Come elle m'a fait la grâce de souffrir auprès d'elle tous les jours dans ses heurs retirées aussi bien que pupliques, je puis vous assurer que toute grande Reine qu'elle est, elle n'est redevable ni à sa naissance ni à son rang pour les Qualités les moins comunes qu'elle posede; & que quoique qu'elle se trouve dans une situation où il n'est pas nécessaire de mériter les Louanges pour le recevoire, la nature & sa Disposition ne L'ont pas fait moins capable De L'un, que sa situation l'a mise à portée de L'autre.

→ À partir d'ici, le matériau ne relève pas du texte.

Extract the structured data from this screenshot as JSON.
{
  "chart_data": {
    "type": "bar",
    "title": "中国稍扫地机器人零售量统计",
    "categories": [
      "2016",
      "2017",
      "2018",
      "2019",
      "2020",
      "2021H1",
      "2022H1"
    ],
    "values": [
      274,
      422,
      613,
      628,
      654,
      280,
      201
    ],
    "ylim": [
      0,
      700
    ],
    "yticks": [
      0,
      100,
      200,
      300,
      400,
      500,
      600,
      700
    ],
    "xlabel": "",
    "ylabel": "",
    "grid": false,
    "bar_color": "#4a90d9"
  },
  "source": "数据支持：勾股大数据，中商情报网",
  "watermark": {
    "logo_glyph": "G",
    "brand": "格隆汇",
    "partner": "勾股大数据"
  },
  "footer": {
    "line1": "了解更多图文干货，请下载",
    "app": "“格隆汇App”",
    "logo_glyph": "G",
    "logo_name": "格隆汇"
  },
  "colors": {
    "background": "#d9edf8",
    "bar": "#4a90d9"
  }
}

Je suis bien aise d'entendre que vous ayez obtenue à la fin permission de retourner à Paris; mais prennez garde de ne point mériter, ou du moins de ne vous point attirer un troisième Exil; si je croiois qu'on voudroit vous reléguer dans notre Isle en cas de quelque nouveau crimes peut-eter je serois trop intéressé pour vous donner ce conceil, mais come notre avantage seroit aparament moins considéré dans votre sentance que votre suplice, j'ai peur qu'on ne vous envoiroit pas où vous seriez tant chéri.
Vous savez mon cher que malgré tout votre esprit verbal je vous ai toujours dit que vous êtes un peu fou dans la pratique; & vos folies ont ce la de particulier qu'elles sont charmantes pour les autres & dangereuses seullement pour vous même; réfléchissez dont combien D'amitié je devrois avoir pour vous quand je tâche de vous guérir d'un mal que j'avoue en même tems m'a tant diverti; ménagez un peu La Déliquatesse du cardinal sur les sujets que vous aimez tant à traiter; je vous dis come Cicerone à Atticus de Dolabella nolo asillum iratum habere; & ne pensez pas qu'un minister de L'église Romaine & de la France, puisse jamais souffrir que vous vous déchainiez perpétuellement & impunément contre les abus de la Religion créthienne, & les inconvéniens du pouvoire despotic. Songez quand vous estes à Paris, non est his Locus, que c'est du bon sens déplacé, & que plus vous brillierez & mieux vous prêcheriez sur ces deux texts, moins vous an serez goûté & plus vous an serez puni.
dit votre auteur favorit, réglez vous pour l'avenir sur sa maxime, & remerciez un amy éloigné qui vous en fait souvenir pour appuier d'une si grande authorité, le conceil flegmatique mais salutaire qu'il vous a donné.
Ecrivez moi souvent et envoyez moi votre adresse. Je m'intéresse beaucoup à tout ce qui vous regarde & je serois toute ma vie L'admirateur de vos ouvrage & le cenceur de votre conduite, &
votre sincére & obéissant serviteur.
Voici mon adresse To My Lord Hervey at st James palace London.